Industrieel erfgoed te bezoeken
Het ‘Nationale Mijnmuseum’ in Rumelange is een perfect voorbeeld van een initiatief om het erfgoed te bewaren. De mijnsite is te bezoeken en biedt een authentieke ervaring over het leven van de mijnwerkers. Ondergronds wandel je in een netwerk van goed bewaarde tunnels. Bovengronds kan je een tentoonstelling bezoeken of genieten van een hapje of drankje in de brasserie met speeltuin. Na je bezoek aan dit fantastische museum is een wandeling in de nabijgelegen voormalige open mijngroeve zeker aan te bevelen. Je geniet er van een uitzonderlijk landschap en vegetatie.
Gelegen in een kleine vallei ligt Minett Park, een openluchtmuseum in Fond-de-Gras. Via historische gebouwen, informatiepanelen en technische infrastructuur reis je terug naar het Luxemburg van het einde van de 19de eeuw. De ontginning van het ijzererts loopt als een rode draad doorheen het museum.

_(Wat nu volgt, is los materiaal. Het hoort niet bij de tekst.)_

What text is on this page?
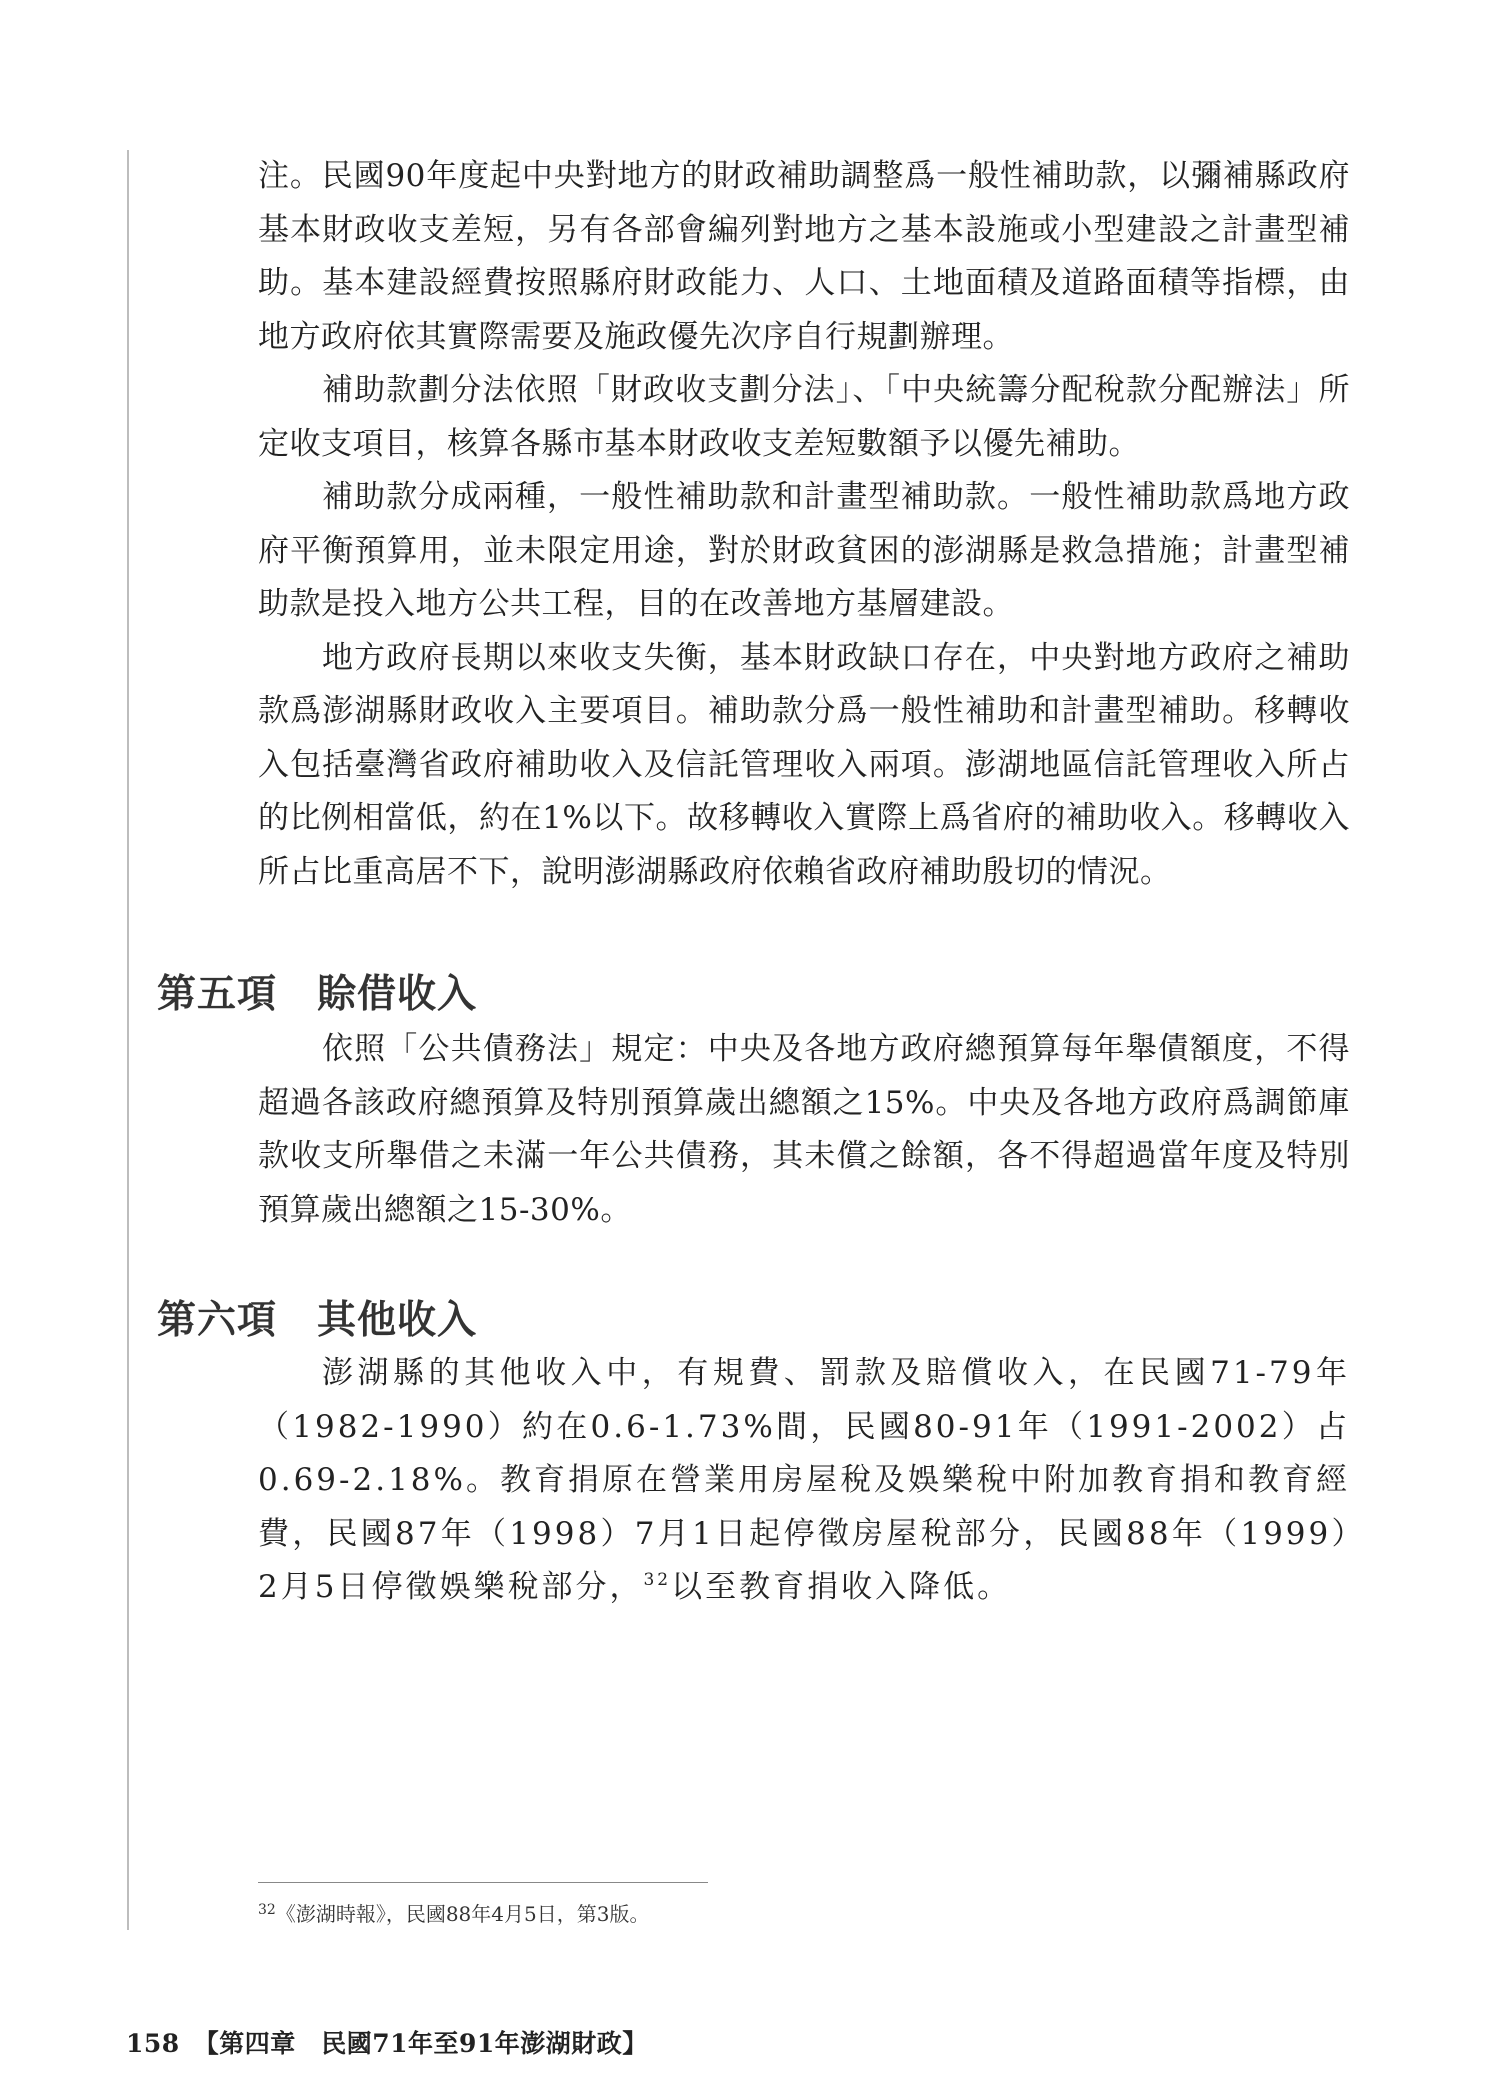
注。民國90年度起中央對地方的財政補助調整爲一般性補助款，以彌補縣政府基本財政收支差短，另有各部會編列對地方之基本設施或小型建設之計畫型補助。基本建設經費按照縣府財政能力、人口、土地面積及道路面積等指標，由地方政府依其實際需要及施政優先次序自行規劃辦理。

補助款劃分法依照「財政收支劃分法」、「中央統籌分配稅款分配辦法」所定收支項目，核算各縣市基本財政收支差短數額予以優先補助。

補助款分成兩種，一般性補助款和計畫型補助款。一般性補助款爲地方政府平衡預算用，並未限定用途，對於財政貧困的澎湖縣是救急措施；計畫型補助款是投入地方公共工程，目的在改善地方基層建設。

地方政府長期以來收支失衡，基本財政缺口存在，中央對地方政府之補助款爲澎湖縣財政收入主要項目。補助款分爲一般性補助和計畫型補助。移轉收入包括臺灣省政府補助收入及信託管理收入兩項。澎湖地區信託管理收入所占的比例相當低，約在1%以下。故移轉收入實際上爲省府的補助收入。移轉收入所占比重高居不下，說明澎湖縣政府依賴省政府補助殷切的情況。

第五項 賒借收入

依照「公共債務法」規定：中央及各地方政府總預算每年舉債額度，不得超過各該政府總預算及特別預算歲出總額之15%。中央及各地方政府爲調節庫款收支所舉借之未滿一年公共債務，其未償之餘額，各不得超過當年度及特別預算歲出總額之15-30%。

第六項 其他收入

澎湖縣的其他收入中，有規費、罰款及賠償收入，在民國71-79年（1982-1990）約在0.6-1.73%間，民國80-91年（1991-2002）占0.69-2.18%。教育捐原在營業用房屋稅及娛樂稅中附加教育捐和教育經費，民國87年（1998）7月1日起停徵房屋稅部分，民國88年（1999）2月5日停徵娛樂稅部分，$^{32}$以至教育捐收入降低。

$^{32}$《澎湖時報》，民國88年4月5日，第3版。

158 【第四章　民國71年至91年澎湖財政】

In Dudelange rond de vroegere mijnsite ontstond een grote wijk van Portugese inwijkelingen. Zij weken in om handarbeid te doen in de mijnexploitatie en wonen nu nog steeds in typische piepkleine arbeidershuisjes. Gids Marco is van Italiaanse afkomst: een nazaat van de eerdere lichting immigratie in Dudelange. Hij vertelt: “Eerst kwamen de Duitsers, dan de Italianen, dan de Portugezen. Er zijn nog steeds wijken die verwijzen naar deze groepen immigranten". De Portugese wijk wordt beschermd door monumentenzorg en is zeer interessant om te bezoeken met de cafés, supermarkten en dergelijke meer van Portugese uitbaters en met overal de Portugese namen op de bellen van de deur.

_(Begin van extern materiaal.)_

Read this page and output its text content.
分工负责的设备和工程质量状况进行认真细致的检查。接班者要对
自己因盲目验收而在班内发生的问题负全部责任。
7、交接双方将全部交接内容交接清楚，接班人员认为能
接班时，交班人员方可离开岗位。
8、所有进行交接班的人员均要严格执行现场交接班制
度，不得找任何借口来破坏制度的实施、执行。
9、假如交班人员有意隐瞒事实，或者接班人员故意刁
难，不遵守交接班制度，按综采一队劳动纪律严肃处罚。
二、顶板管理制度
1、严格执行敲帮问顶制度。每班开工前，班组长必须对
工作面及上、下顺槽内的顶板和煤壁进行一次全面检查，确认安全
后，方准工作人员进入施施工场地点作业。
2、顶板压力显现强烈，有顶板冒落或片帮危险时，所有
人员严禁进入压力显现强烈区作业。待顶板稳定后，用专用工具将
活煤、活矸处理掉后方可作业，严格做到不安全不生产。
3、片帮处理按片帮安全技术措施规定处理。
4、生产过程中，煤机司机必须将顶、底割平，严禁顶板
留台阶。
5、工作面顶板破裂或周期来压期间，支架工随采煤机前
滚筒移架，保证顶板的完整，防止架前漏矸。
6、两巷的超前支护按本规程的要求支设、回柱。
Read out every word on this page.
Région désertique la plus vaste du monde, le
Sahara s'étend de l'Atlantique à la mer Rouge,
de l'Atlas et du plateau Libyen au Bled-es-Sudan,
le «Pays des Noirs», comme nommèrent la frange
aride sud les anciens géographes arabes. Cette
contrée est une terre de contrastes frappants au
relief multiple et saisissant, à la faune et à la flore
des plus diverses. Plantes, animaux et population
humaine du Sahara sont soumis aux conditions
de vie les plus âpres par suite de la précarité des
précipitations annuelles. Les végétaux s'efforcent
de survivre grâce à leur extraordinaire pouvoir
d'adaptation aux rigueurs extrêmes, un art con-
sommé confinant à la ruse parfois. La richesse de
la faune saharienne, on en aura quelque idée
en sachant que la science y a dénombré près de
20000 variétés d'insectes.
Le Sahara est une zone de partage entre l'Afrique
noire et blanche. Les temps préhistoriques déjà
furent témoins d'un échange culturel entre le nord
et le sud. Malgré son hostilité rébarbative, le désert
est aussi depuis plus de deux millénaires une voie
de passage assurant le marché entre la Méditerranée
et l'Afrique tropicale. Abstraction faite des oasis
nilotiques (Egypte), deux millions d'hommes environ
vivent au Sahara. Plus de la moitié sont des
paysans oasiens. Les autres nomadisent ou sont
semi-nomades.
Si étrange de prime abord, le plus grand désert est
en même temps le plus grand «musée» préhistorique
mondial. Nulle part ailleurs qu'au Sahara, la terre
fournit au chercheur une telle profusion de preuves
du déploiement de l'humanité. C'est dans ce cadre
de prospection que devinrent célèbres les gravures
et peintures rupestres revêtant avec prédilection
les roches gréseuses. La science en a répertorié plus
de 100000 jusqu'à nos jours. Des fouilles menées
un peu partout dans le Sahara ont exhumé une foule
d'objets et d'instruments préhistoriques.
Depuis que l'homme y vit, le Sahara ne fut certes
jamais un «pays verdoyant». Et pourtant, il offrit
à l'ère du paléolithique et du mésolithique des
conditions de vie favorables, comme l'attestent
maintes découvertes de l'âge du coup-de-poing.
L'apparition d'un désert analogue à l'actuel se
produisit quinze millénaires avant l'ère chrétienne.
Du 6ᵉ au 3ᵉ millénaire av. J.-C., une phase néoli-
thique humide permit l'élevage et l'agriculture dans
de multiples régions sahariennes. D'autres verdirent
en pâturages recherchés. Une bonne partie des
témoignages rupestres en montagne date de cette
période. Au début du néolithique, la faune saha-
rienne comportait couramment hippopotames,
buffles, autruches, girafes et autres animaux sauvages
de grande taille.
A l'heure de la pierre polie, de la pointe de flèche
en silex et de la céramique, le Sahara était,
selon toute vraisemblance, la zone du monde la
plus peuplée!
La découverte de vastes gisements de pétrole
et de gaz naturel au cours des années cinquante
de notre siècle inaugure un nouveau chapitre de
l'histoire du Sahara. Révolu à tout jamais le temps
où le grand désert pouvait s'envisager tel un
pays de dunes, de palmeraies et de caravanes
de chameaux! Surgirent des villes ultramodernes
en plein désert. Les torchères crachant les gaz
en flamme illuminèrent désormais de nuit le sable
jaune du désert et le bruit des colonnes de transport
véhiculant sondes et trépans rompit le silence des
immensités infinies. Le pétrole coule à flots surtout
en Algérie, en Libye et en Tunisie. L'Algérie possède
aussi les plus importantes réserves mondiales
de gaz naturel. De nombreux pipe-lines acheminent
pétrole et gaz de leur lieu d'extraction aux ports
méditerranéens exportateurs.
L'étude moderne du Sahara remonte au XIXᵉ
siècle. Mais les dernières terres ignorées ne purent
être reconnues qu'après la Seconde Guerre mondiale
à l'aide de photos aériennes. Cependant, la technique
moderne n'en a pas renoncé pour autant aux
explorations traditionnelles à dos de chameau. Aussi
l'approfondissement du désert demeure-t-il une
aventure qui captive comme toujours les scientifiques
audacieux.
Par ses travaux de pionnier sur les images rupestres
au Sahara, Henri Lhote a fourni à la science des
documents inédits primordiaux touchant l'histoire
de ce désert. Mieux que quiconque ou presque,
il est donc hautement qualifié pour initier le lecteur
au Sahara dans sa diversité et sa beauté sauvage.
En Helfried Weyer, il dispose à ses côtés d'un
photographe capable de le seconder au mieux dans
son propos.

Nieuwe toepassingen in Belval
In 1997 sloot de Belval fabriek, in het westen van Esch-sur-Alzette, zijn deuren. Er ontstond op de fabriekssite een braakliggend terrein van maar liefst 120 hectare. De Luxemburgse regering besloot om het gebied te transformeren naar een trendy omgeving met een knipoog naar het verleden. Rond de hoogovens van de voormalige fabriek werden nieuwe activiteiten ontwikkeld, zoals de Universiteit van Luxemburg, kantoren, winkels, huisvesting, recreatie en een park. Om de economische ontwikkeling van het zuiden van Luxemburg te stimuleren laat de regering rond de hoogovens een ‘Stad van de Wetenschap, Onderzoek en Innovatie’ bouwen. Verwacht je aan een mengelmoes van vernieuwende en creatieve architectuur met elementen uit het industrieel verleden.

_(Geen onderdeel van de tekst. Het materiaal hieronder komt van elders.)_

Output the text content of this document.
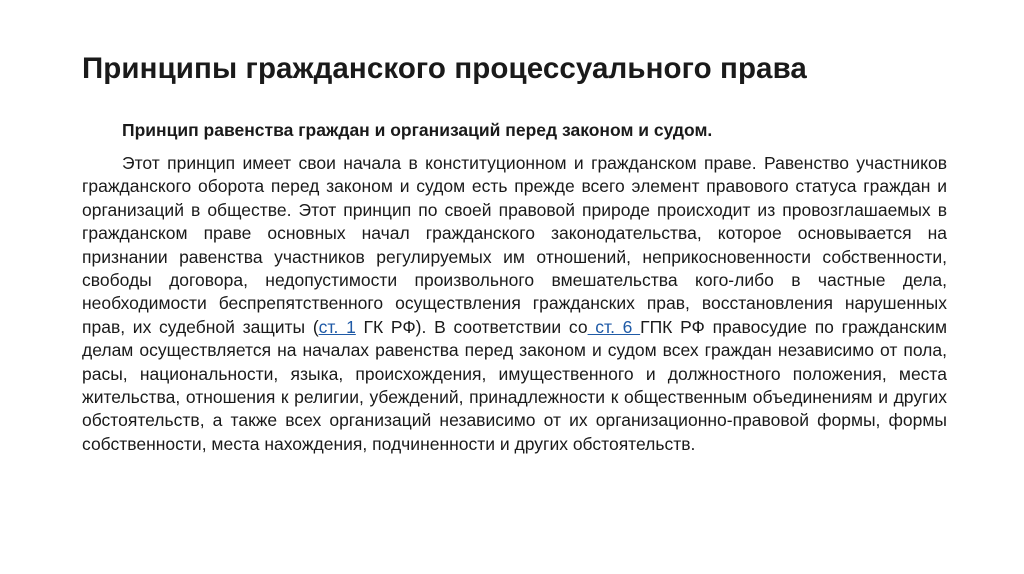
Принципы гражданского процессуального права

Принцип равенства граждан и организаций перед законом и судом.

Этот принцип имеет свои начала в конституционном и гражданском праве. Равенство участников гражданского оборота перед законом и судом есть прежде всего элемент правового статуса граждан и организаций в обществе. Этот принцип по своей правовой природе происходит из провозглашаемых в гражданском праве основных начал гражданского законодательства, которое основывается на признании равенства участников регулируемых им отношений, неприкосновенности собственности, свободы договора, недопустимости произвольного вмешательства кого-либо в частные дела, необходимости беспрепятственного осуществления гражданских прав, восстановления нарушенных прав, их судебной защиты (ст. 1 ГК РФ). В соответствии со ст. 6 ГПК РФ правосудие по гражданским делам осуществляется на началах равенства перед законом и судом всех граждан независимо от пола, расы, национальности, языка, происхождения, имущественного и должностного положения, места жительства, отношения к религии, убеждений, принадлежности к общественным объединениям и других обстоятельств, а также всех организаций независимо от их организационно-правовой формы, формы собственности, места нахождения, подчиненности и других обстоятельств.
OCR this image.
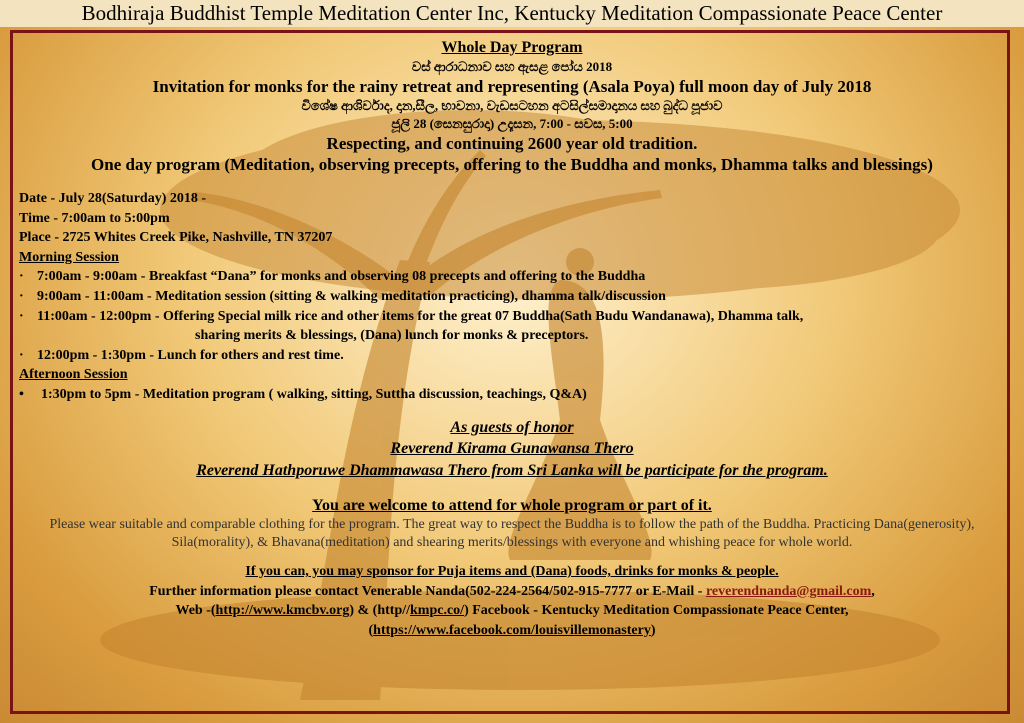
Bodhiraja Buddhist Temple Meditation Center Inc, Kentucky Meditation Compassionate Peace Center
Whole Day Program
වස් ආරාධනාව සහ ඇසළ පෝය 2018
Invitation for monks for the rainy retreat and representing (Asala Poya) full moon day of July 2018
විශේෂ ආශිර්වාද, දාන,සීල, භාවනා, වැඩසටහන අටසිල්සමාදානය සහ බුද්ධ පූජාව
ජූලි 28 (සෙනසුරාදා) උදෑසන, 7:00 - සවස, 5:00
Respecting, and continuing 2600 year old tradition.
One day program (Meditation, observing precepts, offering to the Buddha and monks, Dhamma talks and blessings)
Date - July 28(Saturday) 2018 -
Time - 7:00am to 5:00pm
Place - 2725 Whites Creek Pike, Nashville, TN 37207
Morning Session
· 7:00am - 9:00am - Breakfast “Dana” for monks and observing 08 precepts and offering to the Buddha
· 9:00am - 11:00am - Meditation session (sitting & walking meditation practicing), dhamma talk/discussion
· 11:00am - 12:00pm - Offering Special milk rice and other items for the great 07 Buddha(Sath Budu Wandanawa), Dhamma talk,
sharing merits & blessings, (Dana) lunch for monks & preceptors.
· 12:00pm - 1:30pm - Lunch for others and rest time.
Afternoon Session
•	1:30pm to 5pm - Meditation program ( walking, sitting, Suttha discussion, teachings, Q&A)
As guests of honor
Reverend Kirama Gunawansa Thero
Reverend Hathporuwe Dhammawasa Thero from Sri Lanka will be participate for the program.
You are welcome to attend for whole program or part of it.
Please wear suitable and comparable clothing for the program. The great way to respect the Buddha is to follow the path of the Buddha. Practicing Dana(generosity), Sila(morality), & Bhavana(meditation) and shearing merits/blessings with everyone and whishing peace for whole world.
If you can, you may sponsor for Puja items and (Dana) foods, drinks for monks & people.
Further information please contact Venerable Nanda(502-224-2564/502-915-7777 or E-Mail - reverendnanda@gmail.com,
Web -(http://www.kmcbv.org) & (http//kmpc.co/) Facebook - Kentucky Meditation Compassionate Peace Center,
(https://www.facebook.com/louisvillemonastery)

In de regio is er nog een beperkte industriële activiteit, nu van ArcelorMittal dat het vroegere Arbed overnam. De stad – Luxemburg bedoelen ze dan – ligt niet ver: iedereen is daar op gericht. Één van de grote uitdagingen in het zuiden van Luxemburg is het continue verkeersinfarct. Dagelijks komen 250.000 forenzen uit de naburige landen naar Luxemburg. Men rijdt volop file, vindt geen parkeerplek, druk… De overheid maakte enkele jaren geleden alle openbaar vervoer gratis.
Terug naar de natuur
De ijzerertswinning en de sluiting van de mijnen heeft zijn sporen nagelaten in de Minett regio. Veel van deze plaatsen, zoals Dudelange en Pétange, zijn teruggegeven aan de natuur en bewijzen dat de impact van de mens op de natuur ook positief kan zijn. Nu staat het gebied bekend om zijn grote natuurgebieden met een unieke biosfeer met interessante fauna en flora, beschermd door UNESCO.
Eén van de meest interessante uitingen van de nieuwe toeristische uitbating van de Minett regio is de zogenaamde Minett Trail. Dat is een tour van ongeveer een week met allemaal overnachtingen op speciale plaatsen. Zo is er bijvoorbeeld in de open mijnsite van Fond-de-Grass een treinwagon aan de mijn waar men overnacht. Op één van de koelvijvers van de voormalige staalfabriek van Dudelange kan men in een drijvende hut, de ‘Floater’, logeren. Elke dag ontwikkelt de Minett regio zich meer en meer: gericht op de toekomst, maar met verankering in het verleden.
‘Moien’ zeggen Luxemburgers als groet tegen elkaar: een soort goedemorgen voor insiders, want het leert ook meteen of je aan de andere kant met een ‘echte’ Luxemburger hebt te maken.